Don’t get me wrong, I love India. It’s been one of the places on the planet that have given me the most inspiration and transformation, it’s magical like nowhere else has ever been, it’s rich and deep. It’s the birthplace of everything I believe in. It’s a place where one can still have access to unadulterated ancient teachings. It’s free and lawless, it’s the place where anything can happen. It’s just also the place where you need to cover your shoulders, even in the sweltering heat, where you will always be just a woman, where the honking never stops and the food is mostly poisoned. All the richness has a price, and its price is comfort.
Delhi
Something happened as the plane was landing. I looked out into Delhi’s visible pollution, air ochre and hazy, and as we neared land we dipped over a giant Shiva statue and people worshipping, there in the middle of nothing, not in a temple, not because of something, just a statue. And something happened to my heart. It’s the thing that India does, it knocks you off guard, rattles you and catches you when you least expect it, suddenly wide open. And I cried. Just like that. I don’t know about what thing I was crying, just that something moved me, just that suddenly there was a shift and again India was a yes. Of course I want to be here. How could I want to be anywhere else?
Main Bazar is quite possibly the most chaotic place on the face of the planet. A thousand smells and infernal noise and the crush of more bodies than could ever reasonably fit in one space, and the hawkers and the filth and all of it at once, and as I walked through, pushed and hassled, the only thought was yes.
Day 5
The pilgrimage looms and I realize that I don’t even have a story in my head about what to expect. I have put one foot in front of the other, I have road, rivered and railed, I have crept slowly toward this thing, but I have not yet fully comprehended what it is.
Part of that is that I lack a precedent, I am going to a place I have never been, to see a man I have never met, to do a sadhana I don’t know anything about. All I have is imagination and heresay, all I have is rumor and tall tales. I understand the components, but I lack the whole picture.
I’m taking this on lightly. Perhaps this sadhana really is in three days undoing what would normally take seven years. Perhaps this Guruji really is the real deal. Either way I am privy to an experience that few would ever be and am grateful for just that.
I have deep trust in the capacity for consecrated action to burn karma, I was raised Catholic, after all, and have inherited the belief that suffering absolves sins, and so I pilgrimage as an act of contrition. One half self flagellation, one half wide-eyed excitement at the prospect of catching a glimpse of an ancient tradition in practice, I allow myself to continue to be pulled toward this thing.
Kolkata
Tomorrow is Tarapith, the final destination. From all corners we converge in Kolkata, faces I haven’t seen in months and years.
Reunited and it feels so good and also skitchy and nervous and starting to be tired.

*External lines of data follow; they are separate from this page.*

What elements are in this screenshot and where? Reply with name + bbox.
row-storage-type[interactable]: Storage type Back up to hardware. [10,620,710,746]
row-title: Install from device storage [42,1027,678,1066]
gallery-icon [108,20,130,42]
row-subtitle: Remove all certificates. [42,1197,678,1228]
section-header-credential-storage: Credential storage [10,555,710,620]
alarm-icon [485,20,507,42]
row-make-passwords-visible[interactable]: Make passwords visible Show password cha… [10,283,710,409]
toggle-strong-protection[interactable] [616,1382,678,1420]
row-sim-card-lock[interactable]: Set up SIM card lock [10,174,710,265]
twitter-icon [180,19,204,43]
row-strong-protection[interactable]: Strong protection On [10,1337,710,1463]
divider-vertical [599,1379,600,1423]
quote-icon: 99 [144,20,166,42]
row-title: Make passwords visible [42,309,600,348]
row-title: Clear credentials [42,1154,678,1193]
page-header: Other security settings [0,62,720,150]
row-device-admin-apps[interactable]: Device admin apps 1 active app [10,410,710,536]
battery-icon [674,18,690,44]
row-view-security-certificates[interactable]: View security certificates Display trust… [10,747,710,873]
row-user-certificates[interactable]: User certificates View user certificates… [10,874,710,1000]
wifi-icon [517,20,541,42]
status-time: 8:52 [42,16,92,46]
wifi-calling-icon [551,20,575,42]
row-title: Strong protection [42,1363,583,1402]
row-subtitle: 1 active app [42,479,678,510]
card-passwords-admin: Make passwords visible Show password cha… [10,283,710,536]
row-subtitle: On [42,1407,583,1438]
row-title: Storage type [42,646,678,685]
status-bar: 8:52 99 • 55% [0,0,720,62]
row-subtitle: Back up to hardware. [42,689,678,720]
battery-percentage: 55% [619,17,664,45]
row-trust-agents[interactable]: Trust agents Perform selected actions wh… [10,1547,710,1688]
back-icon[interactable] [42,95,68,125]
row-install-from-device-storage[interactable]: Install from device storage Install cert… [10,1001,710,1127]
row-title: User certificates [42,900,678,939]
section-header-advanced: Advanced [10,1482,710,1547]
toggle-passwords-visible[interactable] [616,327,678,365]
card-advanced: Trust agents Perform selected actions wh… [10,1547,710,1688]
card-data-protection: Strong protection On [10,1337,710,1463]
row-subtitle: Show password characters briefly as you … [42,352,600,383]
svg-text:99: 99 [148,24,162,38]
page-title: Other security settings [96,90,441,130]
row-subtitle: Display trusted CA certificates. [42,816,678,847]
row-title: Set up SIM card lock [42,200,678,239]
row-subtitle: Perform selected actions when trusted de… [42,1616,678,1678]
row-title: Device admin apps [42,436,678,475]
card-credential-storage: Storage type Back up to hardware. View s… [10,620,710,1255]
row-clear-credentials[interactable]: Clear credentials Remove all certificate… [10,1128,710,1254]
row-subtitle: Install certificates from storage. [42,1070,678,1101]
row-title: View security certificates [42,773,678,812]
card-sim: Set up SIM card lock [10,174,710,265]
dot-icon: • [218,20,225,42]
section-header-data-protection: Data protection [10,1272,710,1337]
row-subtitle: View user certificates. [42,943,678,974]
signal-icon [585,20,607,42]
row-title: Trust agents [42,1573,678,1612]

They have a Domino’s and a ‘supermarket’ when we walk in to arm ourselves with as many biscuits one might need for a three day sojourn Sean Paul’s ‘Get Busy’ (DJ Tiger Remix) blares. I worry about Tarapith, we have heard that there are nothing but subpar and inhumanely spice heavy dhabas and even in the best of moments questions about eating conditions are always looming on the subcontinent. What will we eat? The body has nothing to spare with which to fuel the worry and sleep starts to be unavoidable.
In Tarapith we’ll do the sadhana (or practice) in a cremation ground, it’s a Kali pilgrimage after all. Meditating on death is ever so much easier when you’re actually faced with it. We have an early morning train and we gather on it like metal shavings to a magnet.